First off, we were all seated in the alfresco area, in order to begin the mood just right and probably connect with people we know, or even did not. I love this kind of social dining! Secondly, I quite liked digging into those tiny and artsy presentations including Smoked Duck Mousse with Parmesan Shortbread along with a Spritzer; perfect for a Delhi winter evening.
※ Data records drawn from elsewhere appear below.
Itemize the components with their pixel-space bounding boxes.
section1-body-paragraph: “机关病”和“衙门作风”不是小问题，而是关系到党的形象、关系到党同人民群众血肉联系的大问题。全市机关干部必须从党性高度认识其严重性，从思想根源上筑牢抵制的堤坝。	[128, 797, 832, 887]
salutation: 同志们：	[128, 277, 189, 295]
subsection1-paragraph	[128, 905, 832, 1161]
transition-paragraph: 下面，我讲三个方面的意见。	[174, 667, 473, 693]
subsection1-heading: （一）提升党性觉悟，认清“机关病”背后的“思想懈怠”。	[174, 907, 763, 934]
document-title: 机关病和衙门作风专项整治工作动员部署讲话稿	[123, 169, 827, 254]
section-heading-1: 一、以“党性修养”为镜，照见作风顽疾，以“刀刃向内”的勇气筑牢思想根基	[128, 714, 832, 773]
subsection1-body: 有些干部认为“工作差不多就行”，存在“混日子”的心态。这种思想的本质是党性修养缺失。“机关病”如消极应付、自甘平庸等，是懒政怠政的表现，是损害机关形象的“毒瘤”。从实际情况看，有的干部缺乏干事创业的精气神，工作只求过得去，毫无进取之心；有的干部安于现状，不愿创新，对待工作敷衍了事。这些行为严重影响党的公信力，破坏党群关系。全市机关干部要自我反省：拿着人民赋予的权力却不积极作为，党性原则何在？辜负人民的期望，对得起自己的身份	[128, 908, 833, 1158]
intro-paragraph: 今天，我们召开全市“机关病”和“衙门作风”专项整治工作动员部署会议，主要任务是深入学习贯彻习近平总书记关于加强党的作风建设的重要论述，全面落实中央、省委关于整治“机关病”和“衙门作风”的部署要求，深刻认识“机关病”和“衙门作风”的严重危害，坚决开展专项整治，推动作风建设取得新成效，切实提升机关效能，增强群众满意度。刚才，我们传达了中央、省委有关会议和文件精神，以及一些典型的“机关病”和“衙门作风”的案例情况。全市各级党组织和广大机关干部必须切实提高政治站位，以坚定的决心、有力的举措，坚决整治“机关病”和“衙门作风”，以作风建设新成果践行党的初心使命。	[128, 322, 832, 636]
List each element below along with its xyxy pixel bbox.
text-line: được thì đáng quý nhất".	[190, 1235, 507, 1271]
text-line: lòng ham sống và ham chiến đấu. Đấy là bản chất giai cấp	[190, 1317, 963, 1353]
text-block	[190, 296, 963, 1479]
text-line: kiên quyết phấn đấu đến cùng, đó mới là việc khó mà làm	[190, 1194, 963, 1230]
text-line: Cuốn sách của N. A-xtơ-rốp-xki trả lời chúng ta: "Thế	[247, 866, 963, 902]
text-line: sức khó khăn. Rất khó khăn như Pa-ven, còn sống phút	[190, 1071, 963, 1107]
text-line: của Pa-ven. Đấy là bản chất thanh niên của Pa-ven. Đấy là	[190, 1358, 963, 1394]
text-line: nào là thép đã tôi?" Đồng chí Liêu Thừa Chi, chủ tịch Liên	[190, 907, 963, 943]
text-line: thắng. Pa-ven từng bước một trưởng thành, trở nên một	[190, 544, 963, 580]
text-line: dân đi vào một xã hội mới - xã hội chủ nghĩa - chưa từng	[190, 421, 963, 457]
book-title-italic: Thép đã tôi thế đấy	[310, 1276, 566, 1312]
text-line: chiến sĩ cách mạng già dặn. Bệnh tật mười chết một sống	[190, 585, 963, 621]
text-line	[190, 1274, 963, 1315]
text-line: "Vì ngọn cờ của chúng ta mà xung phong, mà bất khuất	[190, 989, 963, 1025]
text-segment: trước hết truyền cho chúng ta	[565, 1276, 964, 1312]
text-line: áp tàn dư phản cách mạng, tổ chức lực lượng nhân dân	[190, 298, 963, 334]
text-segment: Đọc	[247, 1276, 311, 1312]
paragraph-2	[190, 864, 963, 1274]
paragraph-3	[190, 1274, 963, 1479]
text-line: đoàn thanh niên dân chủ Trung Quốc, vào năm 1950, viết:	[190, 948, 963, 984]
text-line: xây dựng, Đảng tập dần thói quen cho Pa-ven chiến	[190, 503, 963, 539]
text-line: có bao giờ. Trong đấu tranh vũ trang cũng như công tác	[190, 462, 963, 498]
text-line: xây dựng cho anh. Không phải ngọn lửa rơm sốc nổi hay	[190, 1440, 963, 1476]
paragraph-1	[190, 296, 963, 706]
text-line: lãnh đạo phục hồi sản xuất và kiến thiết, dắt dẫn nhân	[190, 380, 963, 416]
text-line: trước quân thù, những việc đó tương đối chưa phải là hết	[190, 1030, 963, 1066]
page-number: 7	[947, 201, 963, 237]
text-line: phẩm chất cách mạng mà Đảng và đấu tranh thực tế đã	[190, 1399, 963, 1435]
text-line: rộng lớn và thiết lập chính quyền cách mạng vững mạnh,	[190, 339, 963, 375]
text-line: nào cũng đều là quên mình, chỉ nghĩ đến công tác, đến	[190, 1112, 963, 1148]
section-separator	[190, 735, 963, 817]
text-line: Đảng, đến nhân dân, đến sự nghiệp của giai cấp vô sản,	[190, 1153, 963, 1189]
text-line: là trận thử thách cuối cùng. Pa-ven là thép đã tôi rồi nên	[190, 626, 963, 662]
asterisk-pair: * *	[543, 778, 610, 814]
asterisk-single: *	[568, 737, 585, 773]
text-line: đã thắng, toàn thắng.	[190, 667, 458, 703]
The style of food at Burnt Ends is actually different to QLA! The dinner I had was clearly a mix of all the inspiration the team had gathered in both QLA and Burnt Ends. The Leek, Burnt Chive and Caviar were probably my favourite servings and I also loved how they went all French with the Italian ragout of Courgette & Ceps, Pecorino Cream, Pasta Sheet. I could sit all night at the stunning QLA, just soaking in that unique gorgeous vibe. Unfortunately, the restaurant had to shut so they could prepare for service the next day!
About Chef Jake Kellie
At age 16, in a small restaurant on the Central Coast of New South Wales, Australia, Jake learnt a fire and passion for cooking that burns. This prompted his journeys around the world meeting the masters, eating their food, and having the honour to absorb from them. Before Burnt Ends, Jake crafted his services in the tummies of these global kitchens: The Fat Duck - Bray, The Ledbury – London, Aria - Sydney and Estelle – Melbourne.